Autonomous vehicles, intelligent buildings or robots promise to transform the everyday life of our society in all its dimensions (transport, housing, industry, health, assistance to the elderly ...). These systems are examples of cyber-physical systems (CPS) resulting from the integration of computer components and physical processes. The development of CPS is often time-consuming and costly, due to complex cyber-physical interactions and to critical safety requirements.
The primary objective of the PROCSYS project was to provide a new framework for CPS programming that enables fast and dependable development of advanced functionalities through a high-level language. The originality of our approach is to consider that the execution platform does not only consist of the computer components but also of the physical part of the CPS. Hence, CPS programs do not specify the behavior of computer components (as in the classical approach) but directly that of the CPS. This is a paradigm shift in CPS programming. In our framework, a CPS compiler automatically synthesizes feedback controllers (i.e. low-level reactive programs that compute actions to be taken based on the available measurements) that enforce the behavior specified in the CPS program. The compiler relies on a model of the CPS including a description of the involved physical processes. Correctness of the controllers is guaranteed by following the correct by construction synthesis paradigm through the use of symbolic control techniques: the continuous physical dynamics is abstracted by a symbolic model, which is an ``abstraction’’ of the physical dynamics by a discrete dynamical system; a symbolic controller is synthesized automatically from the high-level CPS program and the symbolic model; an interface allows to refine the symbolic controller back to the physical world.

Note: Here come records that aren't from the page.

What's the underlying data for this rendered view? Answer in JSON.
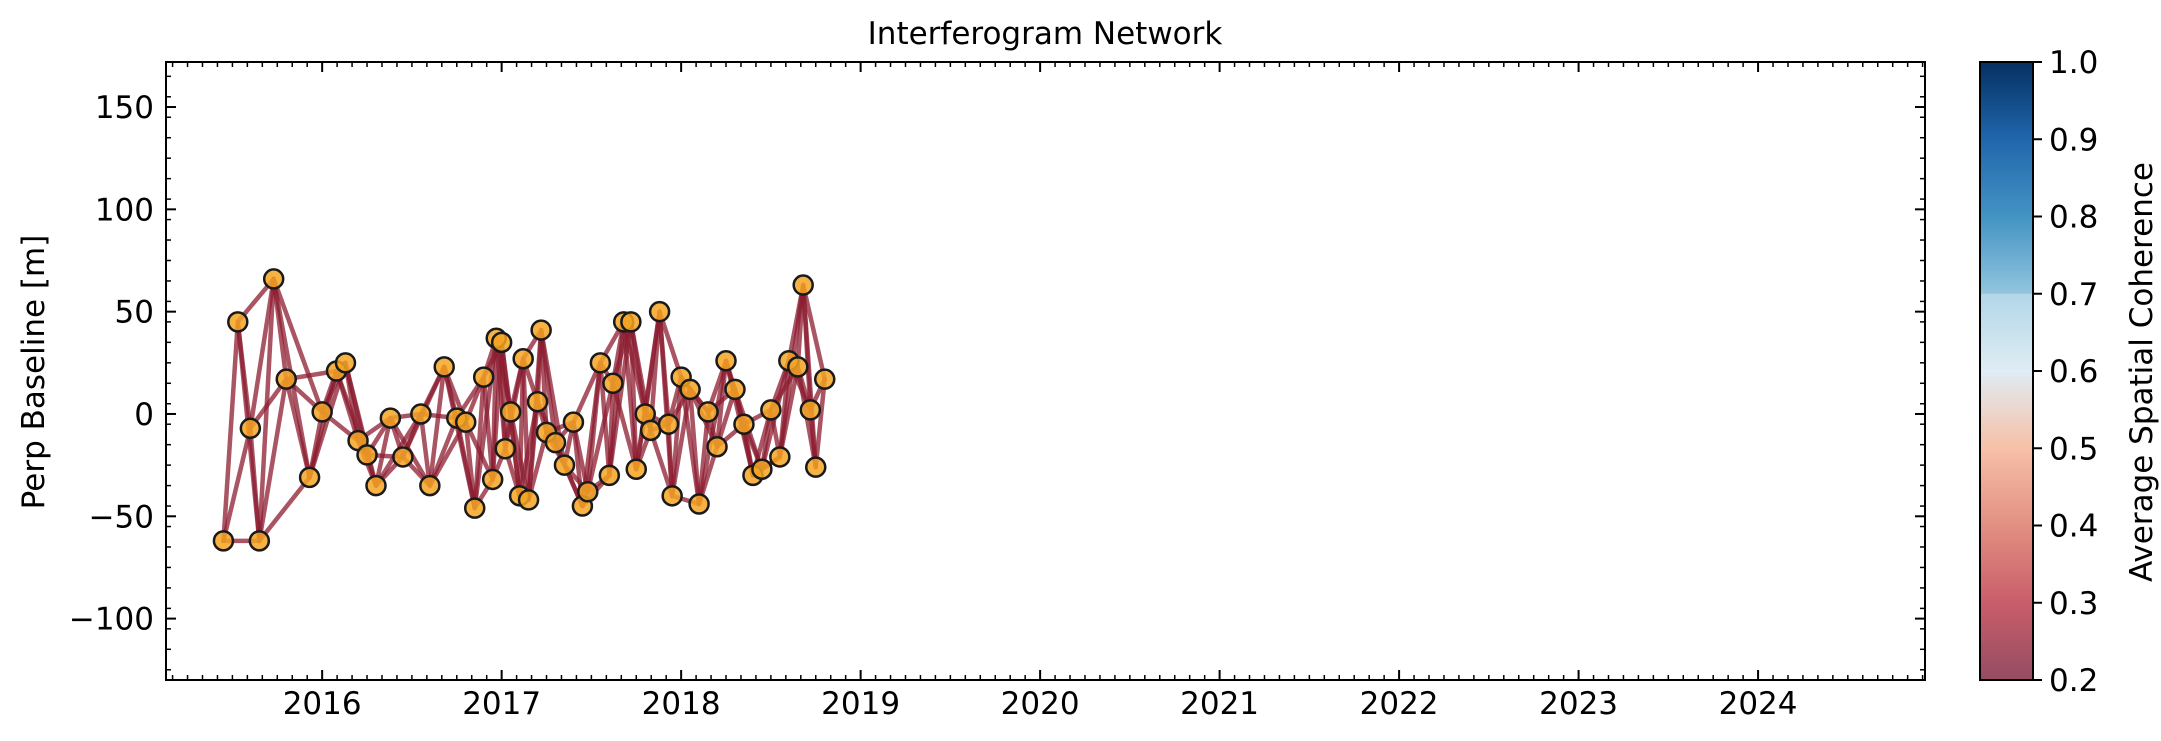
{
  "chart_data": {
    "type": "scatter",
    "title": "Interferogram Network",
    "xlabel": "",
    "ylabel": "Perp Baseline [m]",
    "xlim": [
      2015.13,
      2024.93
    ],
    "ylim": [
      -130,
      172
    ],
    "x_ticks": [
      2016,
      2017,
      2018,
      2019,
      2020,
      2021,
      2022,
      2023,
      2024
    ],
    "x_tick_labels": [
      "2016",
      "2017",
      "2018",
      "2019",
      "2020",
      "2021",
      "2022",
      "2023",
      "2024"
    ],
    "y_ticks": [
      -100,
      -50,
      0,
      50,
      100,
      150
    ],
    "y_tick_labels": [
      "−100",
      "−50",
      "0",
      "50",
      "100",
      "150"
    ],
    "grid": false,
    "point_color": "#f5a623",
    "point_edge_color": "#1a1a1a",
    "line_color": "#8c1c30",
    "colorbar": {
      "label": "Average Spatial Coherence",
      "range": [
        0.2,
        1.0
      ],
      "ticks": [
        0.2,
        0.3,
        0.4,
        0.5,
        0.6,
        0.7,
        0.8,
        0.9,
        1.0
      ],
      "tick_labels": [
        "0.2",
        "0.3",
        "0.4",
        "0.5",
        "0.6",
        "0.7",
        "0.8",
        "0.9",
        "1.0"
      ],
      "colormap": "RdBu",
      "colors": [
        "#67001f",
        "#b2182b",
        "#d6604d",
        "#f4a582",
        "#d1e5f0",
        "#92c5de",
        "#4393c3",
        "#2166ac",
        "#053061"
      ],
      "masked_range": [
        0.2,
        0.7
      ]
    },
    "series": [
      {
        "points": [
          [
            2015.45,
            -62
          ],
          [
            2015.53,
            45
          ],
          [
            2015.6,
            -7
          ],
          [
            2015.65,
            -62
          ],
          [
            2015.73,
            66
          ],
          [
            2015.8,
            17
          ],
          [
            2015.93,
            -31
          ],
          [
            2016.0,
            1
          ],
          [
            2016.08,
            21
          ],
          [
            2016.13,
            25
          ],
          [
            2016.2,
            -13
          ],
          [
            2016.25,
            -20
          ],
          [
            2016.3,
            -35
          ],
          [
            2016.38,
            -2
          ],
          [
            2016.45,
            -21
          ],
          [
            2016.55,
            0
          ],
          [
            2016.6,
            -35
          ],
          [
            2016.68,
            23
          ],
          [
            2016.75,
            -2
          ],
          [
            2016.8,
            -4
          ],
          [
            2016.85,
            -46
          ],
          [
            2016.9,
            18
          ],
          [
            2016.95,
            -32
          ],
          [
            2016.97,
            37
          ],
          [
            2017.0,
            35
          ],
          [
            2017.02,
            -17
          ],
          [
            2017.05,
            1
          ],
          [
            2017.1,
            -40
          ],
          [
            2017.12,
            27
          ],
          [
            2017.15,
            -42
          ],
          [
            2017.2,
            6
          ],
          [
            2017.22,
            41
          ],
          [
            2017.25,
            -9
          ],
          [
            2017.3,
            -14
          ],
          [
            2017.35,
            -25
          ],
          [
            2017.4,
            -4
          ],
          [
            2017.45,
            -45
          ],
          [
            2017.48,
            -38
          ],
          [
            2017.55,
            25
          ],
          [
            2017.6,
            -30
          ],
          [
            2017.62,
            15
          ],
          [
            2017.68,
            45
          ],
          [
            2017.72,
            45
          ],
          [
            2017.75,
            -27
          ],
          [
            2017.8,
            0
          ],
          [
            2017.83,
            -8
          ],
          [
            2017.88,
            50
          ],
          [
            2017.93,
            -5
          ],
          [
            2017.95,
            -40
          ],
          [
            2018.0,
            18
          ],
          [
            2018.05,
            12
          ],
          [
            2018.1,
            -44
          ],
          [
            2018.15,
            1
          ],
          [
            2018.2,
            -16
          ],
          [
            2018.25,
            26
          ],
          [
            2018.3,
            12
          ],
          [
            2018.35,
            -5
          ],
          [
            2018.4,
            -30
          ],
          [
            2018.45,
            -27
          ],
          [
            2018.5,
            2
          ],
          [
            2018.55,
            -21
          ],
          [
            2018.6,
            26
          ],
          [
            2018.65,
            23
          ],
          [
            2018.68,
            63
          ],
          [
            2018.72,
            2
          ],
          [
            2018.75,
            -26
          ],
          [
            2018.8,
            17
          ]
        ]
      }
    ]
  }
}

In the PROCSYS project, we developped a high-level language for CPS, based on the formalism of hybrid automata, which makes it possible to specify a rich set of behaviors while enabling the development of efficient controller synthesis algorithms. The project also tackled two of the main bottlenecks of the symbolic control approach. Firstly, scalability of symbolic control was improved by the combination of parsimonious symbolic models, lazy controller synthesis algorithms and compositional approaches. Secondly, robustness issues were addressed by developing novel approaches based on robust interfaces and quantitative synthesis of symbolic controllers. The algorithms developed in the project were implemented in a symbolic control toolbox. The project also brought to light new topics in symbolic control such as contract-based design for distributed CPS, data-driven abstraction for learning-enabled CPS, or symbolically guided model predictive controllers for high performance CPS.